Anlässlich des bundesweiten Aktionstages der Beratungsstellen stellten die Institutionen Vertretern von Bund, Land und Kommunalverwaltung in den Räumlichkeiten des MKF an der Münsterstraße in Lünen ihre Arbeit vor und berichteten über die Herausforderungen, vor denen die Beratungsstellen aktuell stehen. Das teilte das MKF in einer Pressemitteilung mit.
930 Beratungsfälle
Danach unterhält das Multikulturelle Forum in Lünen die Migrationsberatungsstelle für erwachsene Zugewanderte: „Allein das MKF erreichte im vergangenen Jahr 930 Beratungsfälle – hinzu kamen noch Beratungen von Familienmitgliedern. Auch die anderen Beratungsdienste melden hohe und auch steigende Zahlen.“ Dazu erklärt MKF-Geschäftsführer Kenan Küçük: „Beratungen, die entscheidenden Einfluss darauf haben, welche Türen sich Menschen in unserem Land eröffnen und welchen Beitrag sie hier leisten können.“
Aktuell blicke er aber mit Sorge auf die Beratungsstellen in seinem Verein: „Es sind sehr schwierige Zeiten für soziale Träger. Bei den Migrationsberatungsstellen soll zwar nach aktuellem Stand nicht gekürzt werden, aber eine gleichbleibende Förderung führt bei steigenden Kosten de facto dennoch zu knapperen Mitteln.“ Auch führten die Kürzungen auf Landesebene – zum Beispiel bei den landesgeförderten Asylverfahrens- und Flüchtlingsberatungsstellen – dazu, dass der Beratungsdruck auf den anderen Beratungsstellen steige: Eine gute Arbeit sei da oft kaum mehr möglich.

Proteste vor NRW-Landtag
- Ralf Plogmann, Vorstand des Caritasverbandes Kreis Unna, wies den Angaben zufolge darauf hin, dass erste Sozialverbände sich bereits aus der Migrationsberatung zurückgezogen hätten: „Es steht zu befürchten, dass weitere aufgeben werden müssen – Leidtragende sind dann die auf Unterstützung angewiesenen Menschen. Diese Menschen sich selbst zu überlassen, ist eine Gefahr für den sozialen Frieden.“
- Auch Heiko Sachtleber, zuständiger Abteilungsleiter bei der AWO Ruhr-Lippe-Ems betonte laut Pressemitteilung, dass es mühsam sei, Jahr für Jahr um die Mittel für die gute Arbeit, die vor Ort geleistet werde, kämpfen zu müssen.

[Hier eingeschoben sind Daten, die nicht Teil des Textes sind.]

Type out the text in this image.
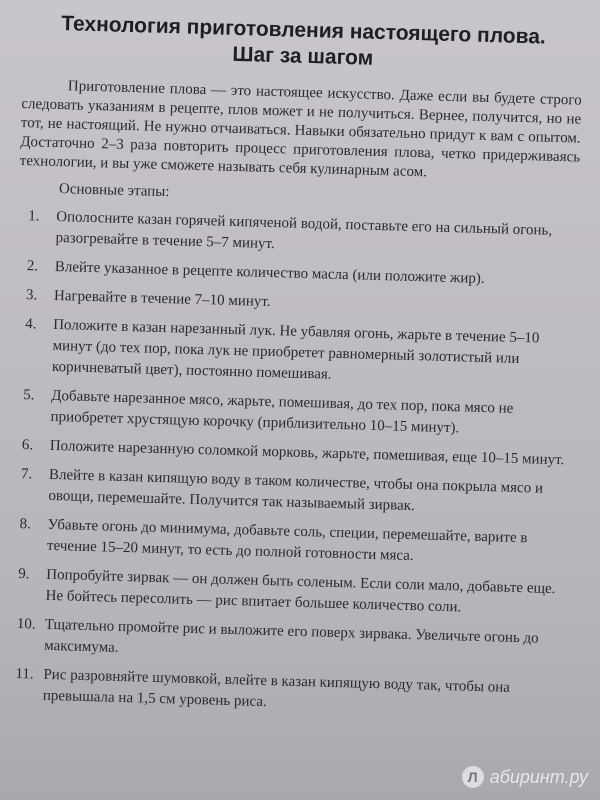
Технология приготовления настоящего плова.
Шаг за шагом

Приготовление плова — это настоящее искусство. Даже если вы будете строго следовать указаниям в рецепте, плов может и не получиться. Вернее, получится, но не тот, не настоящий. Не нужно отчаиваться. Навыки обязательно придут к вам с опытом. Достаточно 2–3 раза повторить процесс приготовления плова, четко придерживаясь технологии, и вы уже сможете называть себя кулинарным асом.

Основные этапы:

1. Ополосните казан горячей кипяченой водой, поставьте его на сильный огонь, разогревайте в течение 5–7 минут.
2. Влейте указанное в рецепте количество масла (или положите жир).
3. Нагревайте в течение 7–10 минут.
4. Положите в казан нарезанный лук. Не убавляя огонь, жарьте в течение 5–10 минут (до тех пор, пока лук не приобретет равномерный золотистый или коричневатый цвет), постоянно помешивая.
5. Добавьте нарезанное мясо, жарьте, помешивая, до тех пор, пока мясо не приобретет хрустящую корочку (приблизительно 10–15 минут).
6. Положите нарезанную соломкой морковь, жарьте, помешивая, еще 10–15 минут.
7. Влейте в казан кипящую воду в таком количестве, чтобы она покрыла мясо и овощи, перемешайте. Получится так называемый зирвак.
8. Убавьте огонь до минимума, добавьте соль, специи, перемешайте, варите в течение 15–20 минут, то есть до полной готовности мяса.
9. Попробуйте зирвак — он должен быть соленым. Если соли мало, добавьте еще. Не бойтесь пересолить — рис впитает большее количество соли.
10. Тщательно промойте рис и выложите его поверх зирвака. Увеличьте огонь до максимума.
11. Рис разровняйте шумовкой, влейте в казан кипящую воду так, чтобы она превышала на 1,5 см уровень риса.
Л абиринт.ру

- Rainer Schmeltzer, SPD-Landtagsabgeordneter, kritisierte beim Aktionstag nach MKF-Angaben die drohenden drastischen Kürzungen seitens der NRW-Landesregierung, beispielsweise bis zu 60 Prozent bei den Flüchtlingsberatungsstellen oder bis zu 100 Prozent bei den integrationspolitischen Kleinprojekten, die beispielsweise für die Durchführung von Ehrenamtsprojekten genutzt würden, scharf. Wer in dieser Größenordnung spare, zerstöre Strukturen, die nicht so schnell wieder aufgebaut werden könnten. Gerade in der jetzigen Zeit dürfe so etwas nicht in Kauf genommen werden.
Um gegen die Sparpläne der Landesregierung Zeichen zu setzen, führten die Träger der Freien Wohlfahrtspflege NRW schon eine von vier geplanten Mahnwachen vor dem Landtag von Nordrhein-Westfalen durch. Bei der Veranstaltung Mitte August standen neben Kritik auch Dialog und Austausch mit Politikern sowie Bürgern im Mittelpunkt. Zahlreiche Mitarbeitende der Wohlfahrts- und Sozialarbeit sprachen auf den Landtagswiesen mit den Menschen über ihre Nöte, die häufig zulasten der Benachteiligten und Schwächsten der Gesellschaft gehen. Auch an den kommenden Plenarterminen am 10. Oktober, 14. November und 5. Dezember wird die Freie Wohlfahrtspflege NRW daher vor dem NRW-Landtag weiter gegen die Sparpläne protestieren.